A Comissão Europeia, órgão executivo da UE, busca um aumento de 5,9% no orçamento do bloco, o que elevaria as despesas anuais para mais de 130 bilhões de euros (R$ 300 bilhões), ou metade do gasto público de uma nação média como a Holanda. Os países tentam limitar o orçamento em 125 bilhões de euros (R$ 290 bilhões), com alta de 2,9% em relação a este ano.

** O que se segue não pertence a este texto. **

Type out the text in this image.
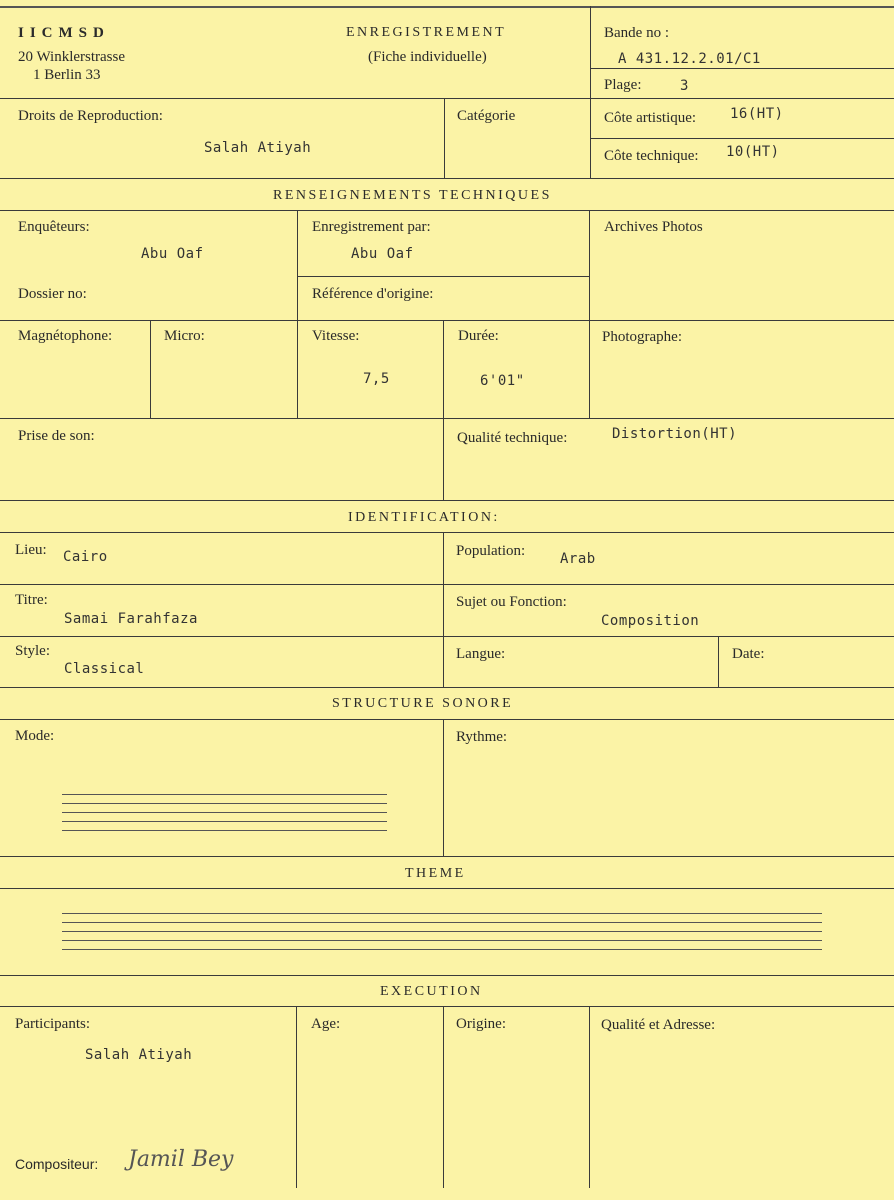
IICMSD
20 Winklerstrasse
1 Berlin 33
ENREGISTREMENT
(Fiche individuelle)
Bande no :
A 431.12.2.01/C1
Plage:	3
Droits de Reproduction:
Salah Atiyah
Catégorie	Côte artistique: 16(HT)
Côte technique: 10(HT)
RENSEIGNEMENTS TECHNIQUES
Enquêteurs:
Abu Oaf
Enregistrement par:
Abu Oaf
Archives Photos
Dossier no:	Référence d'origine:
Magnétophone:	Micro:	Vitesse:
7,5
Durée:
6'01"
Photographe:
Prise de son:	Qualité technique:	Distortion(HT)
IDENTIFICATION:
Lieu: Cairo	Population: Arab
Titre:
Samai Farahfaza
Sujet ou Fonction:
Composition
Style:
Classical
Langue:	Date:
STRUCTURE SONORE
Mode:	Rythme:
THEME
EXECUTION
Participants:
Salah Atiyah
Age:	Origine:	Qualité et Adresse:
Compositeur: Jamil Bey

Essa previsão precisa ser aprovada pelo Parlamento Europeu, que, numa mescla de altruísmo e interesses específicos, incluiu ou reeditou uma série de rubricas orçamentárias para o ano que vem. Uma tática bem conhecida da política brasileira também foi muito usada pelos legisladores europeus: a das emendas individuais. Por meio desses instrumentos, são previstos 300 milhões de euros para os produtores de leite, 9 milhões de euros para o Mundial de Jogos Olímpicos Especiais de Verão na Grécia, 10 milhões de euros para um plano de consumo de frutas nas escolas e 8 milhões de euros para a apicultura. O resultado dessa soma é uma quantia 3,5 bilhões de euros acima do que os governos querem pagar.

Subsídios

Como tem ocorrido há décadas, o grosso do orçamento – cerca de 152 bilhões de euros neste ano – será usado na forma de subsídios regionais ou agrícolas, defendidos por alguns parlamentares como uma forma de contrapeso à austeridade. "O orçamento da UE deve servir para os investimentos naquelas áreas que mais exigem atenção nesse período econômico de tantas dificuldades", afirma Goran Farm, representante para questões orçamentárias do principal grupo de centro-esquerda do Parlamento Europeu.

Custo extra

Muitos economistas, no entanto, consideram os subsídios agrícolas um custo extra cobrado dos consumidores europeus, além de um fardo para produtores rurais de países pobres, que não conseguem competir em igualdade de condições. Esses analistas apontam exageros – 8 milhões de euros para promover a conscientização da política agrícola do bloco, por exemplo. Eles também destacam de forma negativa o custo da máquina administrativa, que a Comissão Europeia quer tornar 4,5% mais elevado – para um total de 8,4 bilhões de euros a serem desembolsados em 2011.

Essa despesa incomoda. Alguns países estão cortando os salários dos próprios servidores públicos, mas não conseguem reduzir o gasto com os oficiais da UE, que costumam ganhar bem mais do que seus pares que trabalham nas capitais nacionais. Para completar, esses oficiais pagam menos imposto de renda e recebem benefícios generosos. Neste ano, quando os governos europeus reduziram para 1,85% o aumento salarial dos funcionários da UE – metade do obrigatório, de acordo com o sistema vigente –, a Comissão Europeia levou o assunto às cortes de Justiça (e deve ganhar o caso).

Burocracia

De fato, o custo total para administrar a UE não para de crescer, e é inflado pelos novos órgãos que surgiram com o Tratado de Lisboa, no fim do ano passado. Existem agora um presidente do Conselho Europeu – Herman van Rompuy, da Bélgica – e uma chefe de política externa – Catherine Ashton, do Reino Unido. Há também o Parlamento Europeu, que recebeu 9,4 milhões de euros adicionais para dar conta de mais atribuições.

Rompuy tem 25 milhões de euros à disposição para operar o Conselho Europeu. O serviço de relações exteriores de Catherine Ashton custará 476 milhões de euros em 2011. De acordo com a comissão, boa parte desse valor será suprida com a transferência de equipes já existentes – mas serão necessários 34,5 milhões de euros apenas para bancar os novos cargos.